There is a lot of misinformation relate to the way employers can regard the criminal history of an applicant.  As a foundational point, remember there is a grave difference between a criminal history and an arrest history.  Employers can set principled rules regarding the types of convictions a potential employee can and cannot have but should be very cautious of having a rule regarding an arrest history.  This is because, classes of minorities are arrested significantly more often that Caucasians.  An employer should not rely on any group to gain discriminatory information about its applicants, even arrest records from police departments.  Actual arrest convictions, on the other hand, are considered the most reliable evidence available regarding the occurrence of a criminal activity by a certain person.

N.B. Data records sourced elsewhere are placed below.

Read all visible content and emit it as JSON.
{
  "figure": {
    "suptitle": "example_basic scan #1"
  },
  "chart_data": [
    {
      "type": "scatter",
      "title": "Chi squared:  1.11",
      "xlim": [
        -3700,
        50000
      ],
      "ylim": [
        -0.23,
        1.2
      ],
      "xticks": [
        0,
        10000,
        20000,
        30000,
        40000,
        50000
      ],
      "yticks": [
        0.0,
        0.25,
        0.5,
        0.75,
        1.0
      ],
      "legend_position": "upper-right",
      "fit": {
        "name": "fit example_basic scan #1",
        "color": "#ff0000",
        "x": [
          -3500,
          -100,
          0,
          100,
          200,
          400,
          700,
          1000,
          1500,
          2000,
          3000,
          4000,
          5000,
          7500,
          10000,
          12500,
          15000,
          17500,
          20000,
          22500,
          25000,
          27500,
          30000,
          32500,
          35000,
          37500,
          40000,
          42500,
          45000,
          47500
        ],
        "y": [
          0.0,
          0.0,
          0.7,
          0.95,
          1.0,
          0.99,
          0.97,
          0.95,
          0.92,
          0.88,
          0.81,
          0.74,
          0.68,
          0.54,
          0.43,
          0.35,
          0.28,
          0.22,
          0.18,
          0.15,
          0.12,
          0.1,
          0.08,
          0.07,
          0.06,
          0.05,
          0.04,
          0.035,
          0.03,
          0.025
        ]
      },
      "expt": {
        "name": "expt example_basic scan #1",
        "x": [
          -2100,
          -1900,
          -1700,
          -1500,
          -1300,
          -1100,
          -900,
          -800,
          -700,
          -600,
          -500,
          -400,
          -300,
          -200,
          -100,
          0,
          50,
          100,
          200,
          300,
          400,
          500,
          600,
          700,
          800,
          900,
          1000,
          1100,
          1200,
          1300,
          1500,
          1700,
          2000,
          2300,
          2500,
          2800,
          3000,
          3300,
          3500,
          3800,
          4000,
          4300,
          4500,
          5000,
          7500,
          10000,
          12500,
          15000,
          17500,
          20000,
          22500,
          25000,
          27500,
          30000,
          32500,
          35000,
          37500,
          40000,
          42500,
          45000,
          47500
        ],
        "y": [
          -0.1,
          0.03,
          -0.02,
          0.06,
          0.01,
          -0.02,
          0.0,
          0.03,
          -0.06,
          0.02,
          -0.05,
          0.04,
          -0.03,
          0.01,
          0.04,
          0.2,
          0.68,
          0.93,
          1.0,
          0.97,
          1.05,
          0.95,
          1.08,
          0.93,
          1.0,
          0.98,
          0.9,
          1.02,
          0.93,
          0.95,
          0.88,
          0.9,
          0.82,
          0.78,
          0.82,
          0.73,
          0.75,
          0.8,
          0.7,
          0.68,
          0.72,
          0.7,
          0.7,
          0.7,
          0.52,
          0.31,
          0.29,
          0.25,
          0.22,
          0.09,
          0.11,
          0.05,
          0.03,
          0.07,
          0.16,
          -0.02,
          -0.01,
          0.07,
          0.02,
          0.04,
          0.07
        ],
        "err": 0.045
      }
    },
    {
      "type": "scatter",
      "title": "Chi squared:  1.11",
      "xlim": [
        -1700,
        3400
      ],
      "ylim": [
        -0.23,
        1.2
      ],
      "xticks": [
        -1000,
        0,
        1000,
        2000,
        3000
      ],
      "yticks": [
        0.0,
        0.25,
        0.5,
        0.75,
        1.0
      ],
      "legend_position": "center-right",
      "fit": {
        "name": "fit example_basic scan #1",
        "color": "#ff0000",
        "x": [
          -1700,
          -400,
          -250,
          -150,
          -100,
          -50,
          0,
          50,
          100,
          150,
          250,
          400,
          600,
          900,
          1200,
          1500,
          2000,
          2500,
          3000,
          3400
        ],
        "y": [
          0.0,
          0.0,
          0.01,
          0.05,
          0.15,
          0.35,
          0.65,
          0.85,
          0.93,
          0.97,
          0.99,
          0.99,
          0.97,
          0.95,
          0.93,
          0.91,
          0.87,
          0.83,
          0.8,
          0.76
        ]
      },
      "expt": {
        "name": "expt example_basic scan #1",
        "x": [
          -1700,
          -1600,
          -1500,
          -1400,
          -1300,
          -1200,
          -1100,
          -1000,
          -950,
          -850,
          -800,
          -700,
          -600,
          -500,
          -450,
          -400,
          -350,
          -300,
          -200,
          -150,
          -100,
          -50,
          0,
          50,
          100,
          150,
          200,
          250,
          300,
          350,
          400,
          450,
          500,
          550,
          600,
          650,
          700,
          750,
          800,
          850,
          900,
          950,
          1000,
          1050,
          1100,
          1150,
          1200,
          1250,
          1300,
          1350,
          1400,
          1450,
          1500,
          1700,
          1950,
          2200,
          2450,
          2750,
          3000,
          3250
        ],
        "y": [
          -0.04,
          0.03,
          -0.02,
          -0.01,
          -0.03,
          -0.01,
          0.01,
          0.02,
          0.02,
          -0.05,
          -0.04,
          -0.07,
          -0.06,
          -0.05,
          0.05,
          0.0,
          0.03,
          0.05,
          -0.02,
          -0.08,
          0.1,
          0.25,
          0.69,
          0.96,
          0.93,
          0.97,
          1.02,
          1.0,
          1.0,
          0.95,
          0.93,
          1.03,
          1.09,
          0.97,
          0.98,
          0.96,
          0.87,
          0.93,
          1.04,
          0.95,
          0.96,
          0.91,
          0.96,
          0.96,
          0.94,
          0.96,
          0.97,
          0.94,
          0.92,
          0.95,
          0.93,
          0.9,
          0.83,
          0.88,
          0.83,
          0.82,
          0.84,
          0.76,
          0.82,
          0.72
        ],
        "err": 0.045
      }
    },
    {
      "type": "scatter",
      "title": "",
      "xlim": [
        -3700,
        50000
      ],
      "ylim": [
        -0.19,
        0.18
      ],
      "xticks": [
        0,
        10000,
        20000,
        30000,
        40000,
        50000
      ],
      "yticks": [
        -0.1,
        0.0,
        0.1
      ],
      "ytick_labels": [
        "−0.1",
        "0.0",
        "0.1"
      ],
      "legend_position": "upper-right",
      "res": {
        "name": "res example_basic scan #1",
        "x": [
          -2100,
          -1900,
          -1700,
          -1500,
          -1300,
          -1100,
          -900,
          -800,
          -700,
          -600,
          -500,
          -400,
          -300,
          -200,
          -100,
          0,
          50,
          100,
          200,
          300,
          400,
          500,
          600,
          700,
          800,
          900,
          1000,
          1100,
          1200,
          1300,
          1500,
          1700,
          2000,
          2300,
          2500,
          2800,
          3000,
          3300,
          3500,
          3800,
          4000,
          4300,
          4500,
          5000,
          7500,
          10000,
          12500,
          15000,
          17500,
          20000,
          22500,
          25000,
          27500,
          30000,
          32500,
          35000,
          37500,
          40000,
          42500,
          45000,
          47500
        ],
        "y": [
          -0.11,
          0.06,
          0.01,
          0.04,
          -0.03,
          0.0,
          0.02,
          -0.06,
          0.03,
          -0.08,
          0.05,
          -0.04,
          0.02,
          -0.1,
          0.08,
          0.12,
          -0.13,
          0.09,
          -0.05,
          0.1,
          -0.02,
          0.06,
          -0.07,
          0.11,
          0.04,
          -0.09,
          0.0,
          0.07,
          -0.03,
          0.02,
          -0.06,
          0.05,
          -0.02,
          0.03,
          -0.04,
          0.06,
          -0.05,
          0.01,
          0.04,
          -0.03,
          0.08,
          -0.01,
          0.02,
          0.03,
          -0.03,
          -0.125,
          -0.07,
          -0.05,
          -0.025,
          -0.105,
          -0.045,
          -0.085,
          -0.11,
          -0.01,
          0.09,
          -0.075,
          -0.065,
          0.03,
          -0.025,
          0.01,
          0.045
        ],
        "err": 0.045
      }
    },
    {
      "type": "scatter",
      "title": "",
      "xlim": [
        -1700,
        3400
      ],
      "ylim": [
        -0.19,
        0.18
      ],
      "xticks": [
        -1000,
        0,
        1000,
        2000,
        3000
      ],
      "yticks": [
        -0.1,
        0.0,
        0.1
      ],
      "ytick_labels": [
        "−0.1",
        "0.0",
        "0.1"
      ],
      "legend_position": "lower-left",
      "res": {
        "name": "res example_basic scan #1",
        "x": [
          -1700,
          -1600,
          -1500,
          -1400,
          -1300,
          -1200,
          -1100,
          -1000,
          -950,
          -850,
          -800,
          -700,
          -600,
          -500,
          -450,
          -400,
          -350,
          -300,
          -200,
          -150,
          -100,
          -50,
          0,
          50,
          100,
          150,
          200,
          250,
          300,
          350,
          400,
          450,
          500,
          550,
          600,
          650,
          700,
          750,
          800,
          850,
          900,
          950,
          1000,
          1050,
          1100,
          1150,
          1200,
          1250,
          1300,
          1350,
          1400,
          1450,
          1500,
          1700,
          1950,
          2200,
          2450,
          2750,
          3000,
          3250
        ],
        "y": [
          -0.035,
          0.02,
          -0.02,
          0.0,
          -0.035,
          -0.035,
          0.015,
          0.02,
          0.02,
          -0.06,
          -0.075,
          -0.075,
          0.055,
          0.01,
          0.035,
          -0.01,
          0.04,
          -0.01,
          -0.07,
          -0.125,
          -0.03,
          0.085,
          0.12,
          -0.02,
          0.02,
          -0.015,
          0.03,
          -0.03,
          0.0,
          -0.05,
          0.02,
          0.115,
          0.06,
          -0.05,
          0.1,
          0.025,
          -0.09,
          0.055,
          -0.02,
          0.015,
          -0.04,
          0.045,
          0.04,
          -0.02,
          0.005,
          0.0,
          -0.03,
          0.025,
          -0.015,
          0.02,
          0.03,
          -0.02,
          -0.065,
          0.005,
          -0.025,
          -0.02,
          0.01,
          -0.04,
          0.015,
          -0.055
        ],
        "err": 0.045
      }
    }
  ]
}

Employers should analyze the types of crimes that legitimately relate to the open job.  The Employers should articulate Uniform Guidelines on Employee Selection Procedures that detail the types of crimes that are and are not permissible by it’s applicants.  Specifically, employers should determine that barring an applicant with a history of a certain type of criminal history is “job related and consistent with business necessity.” Those procedures must also consider the nature of the crime, the amount of time that has passed, and the nature of the job.  A job for a floral delivery employee can probably have a legitimate uniform rule that no one ever convicted of vehicular manslaughter or rape may perform this job in their employee. This is because the florist must reasonably ensure that the public is safe from their employees and should not send dangerous perverts on the roads or to the homes of citizens. Conversely, it is probably unreasonable to completely bar applicants with a ten-year-old speeding citation or a littering arrest.  It should also be noted that, if an applicant is not honest about an arrest history, there is no requirement to hire a liar.